Il nervo vago è un organo stupefacente, un alleato valido per gestire ansia e stress, disturbi che oggi, complice una società spesso improntata su ritmi frenetici e richieste di performance sempre più alte, risultano piuttosto diffusi. Secondo i dati del Mind Health Report 2024, il 32% della popolazione mondiale e il 28% di quella italiana, nel 2023, ha sofferto di un disturbo mentale e dell’umore.
La terapia cognitivo-comportamentale, l’esercizio fisico, le tecniche di rilassamento e la stimolazione del nervo vago possono essere utili per ritrovare un equilibrio psico-fisico. Il lifecoach Ludovic Leroux parla delle potenzialità di questo nervo nel suo ultimo libro, “Il nervo vago. Addio a stress, ansia e timidezza” (LSWR, 2024), testo in cui individua nel malfunzionamento del sistema nervoso autonomo (SNA) la principale causa di ansia, tensioni muscolari, stress e insicurezza interiore.
SNA: come funziona il sistema che protegge dai pericoli
Il sistema nervoso autonomo ha il compito di garantire la sopravvivenza dell’organismo, costituisce la nostra intelligenza istintiva ed è formato dall’insieme di nervi che regolano alcune funzioni autonome del corpo, come il battito cardiaco e la digestione.
L’SNA si compone di due rami: simpatico e parasimpatico.

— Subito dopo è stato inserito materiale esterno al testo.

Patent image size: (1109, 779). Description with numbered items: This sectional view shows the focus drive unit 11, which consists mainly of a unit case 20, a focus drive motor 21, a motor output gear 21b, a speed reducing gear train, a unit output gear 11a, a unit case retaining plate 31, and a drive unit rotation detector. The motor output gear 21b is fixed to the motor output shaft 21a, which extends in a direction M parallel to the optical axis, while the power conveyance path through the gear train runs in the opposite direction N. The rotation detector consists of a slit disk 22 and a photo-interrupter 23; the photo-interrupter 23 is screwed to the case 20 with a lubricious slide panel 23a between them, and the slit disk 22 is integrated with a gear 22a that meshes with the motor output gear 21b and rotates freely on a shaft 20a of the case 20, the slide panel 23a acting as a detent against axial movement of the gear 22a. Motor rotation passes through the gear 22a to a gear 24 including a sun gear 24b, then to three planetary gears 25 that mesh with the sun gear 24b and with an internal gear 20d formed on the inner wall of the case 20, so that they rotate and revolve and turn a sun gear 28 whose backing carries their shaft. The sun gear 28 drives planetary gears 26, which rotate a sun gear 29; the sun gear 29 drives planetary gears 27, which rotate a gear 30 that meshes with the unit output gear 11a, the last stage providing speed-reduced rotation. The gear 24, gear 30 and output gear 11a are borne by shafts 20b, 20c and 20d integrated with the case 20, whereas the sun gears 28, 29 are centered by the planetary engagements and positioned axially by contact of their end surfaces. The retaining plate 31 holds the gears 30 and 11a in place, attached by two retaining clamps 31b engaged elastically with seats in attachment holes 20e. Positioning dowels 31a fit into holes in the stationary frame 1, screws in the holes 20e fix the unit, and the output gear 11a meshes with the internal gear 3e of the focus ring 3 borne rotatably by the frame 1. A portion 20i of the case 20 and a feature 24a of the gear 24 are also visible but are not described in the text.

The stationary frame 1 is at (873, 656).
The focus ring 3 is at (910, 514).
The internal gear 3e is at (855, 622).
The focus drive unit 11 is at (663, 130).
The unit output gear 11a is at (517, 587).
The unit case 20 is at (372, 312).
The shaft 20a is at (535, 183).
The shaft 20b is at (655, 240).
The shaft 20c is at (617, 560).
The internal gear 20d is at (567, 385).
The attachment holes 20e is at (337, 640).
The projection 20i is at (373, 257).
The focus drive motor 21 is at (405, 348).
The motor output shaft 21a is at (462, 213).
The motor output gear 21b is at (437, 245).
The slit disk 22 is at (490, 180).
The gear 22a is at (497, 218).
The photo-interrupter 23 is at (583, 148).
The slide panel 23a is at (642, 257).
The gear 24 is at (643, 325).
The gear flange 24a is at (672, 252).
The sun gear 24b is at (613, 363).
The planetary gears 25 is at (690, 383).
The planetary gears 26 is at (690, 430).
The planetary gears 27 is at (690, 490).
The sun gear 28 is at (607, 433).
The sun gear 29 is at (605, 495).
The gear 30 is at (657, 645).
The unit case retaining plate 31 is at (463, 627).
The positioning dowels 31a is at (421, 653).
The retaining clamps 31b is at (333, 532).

Il sistema simpatico prepara il fisico a reagire nelle situazioni di pericolo, inducendo una reazione di attacco o di fuga. Quando, in assenza di un rischio reale, il sistema resta comunque attivo, viviamo uno stato ansiogeno e di allerta.
I motivi di questo malfunzionamento possono essere diversi: traumi infantili irrisolti, esperienze negative vissute, ma anche quello che immaginiamo e pensiamo. Se, per esempio, riflettiamo su una riunione importante a cui dovremo partecipare domani mentre siamo seduti sul divano, potremmo sentirci agitati, reagendo non a quello che stiamo vivendo, ma a ciò che stiamo immaginando. L’energia messa in moto, non potendo essere sfogata con la fuga o l’attacco, rimane nel corpo, generando stress, ansia e in certi casi burn-out.
Nervo vago, viatico della pace interiore
Il sistema parasimpatico ha il compito, invece, di riportare l’organismo in una condizione di calma, controbilanciando l’operato del simpatico. Il nervo vago fa parte di questo apparato: “Allenarlo permette di uscire dallo stato di insicurezza per approdare a quello di sicurezza. Ciò evita di vivere momenti di stress troppo lunghi o rimanere su emozioni negative, ritrovando pace e fiducia in sé stessi”, scrive Leroux.
Nel suo libro, il coach espone moltissimi esercizi da compiere sia quotidianamente, per migliorare il tono vagale, sia quando ansia e stress hanno la meglio su di noi. Leroux, però, va anche più in profondità. Stabilizzarsi nello stato vagale, afferma, consente di “entrare in connessione con le nostre paure più profonde, permettendoci di superarle”.
La coerenza cardiaca stimolando il nervo vago
Una tecnica di respirazione molto efficace è la coerenza cardiaca. Prima di iniziare l’esercizio, bisogna pensare a una situazione che infonde timore, come un esame imminente, annotandola su un quaderno. Successivamente, si compiono sei respiri al minuto per un totale di tre minuti, inspirando ed espirando per cinque secondi. Il nervo vago, a questo punto, si è attivato, ponendoci in uno stato di sicurezza tale da permetterci di consapevolizzare le nostre paure.
Si riprende allora il quaderno, rispondendo a domande come “cosa mi mette in stato di insicurezza? Cosa proverò quando succederà la situazione che temo?”. Potremmo così scoprire, per esempio, che la paura serve a proteggerci dal nostro reale problema, la vergogna, un sentimento che magari ci ha bloccato in molte occasioni, ma che ora possiamo affrontare grazie a uno stato di calma consapevole. Il nervo vago, dunque, aiuta a conoscere sé stessi, transitando, come afferma Leroux “dalla sopravvivenza alla vita vera”.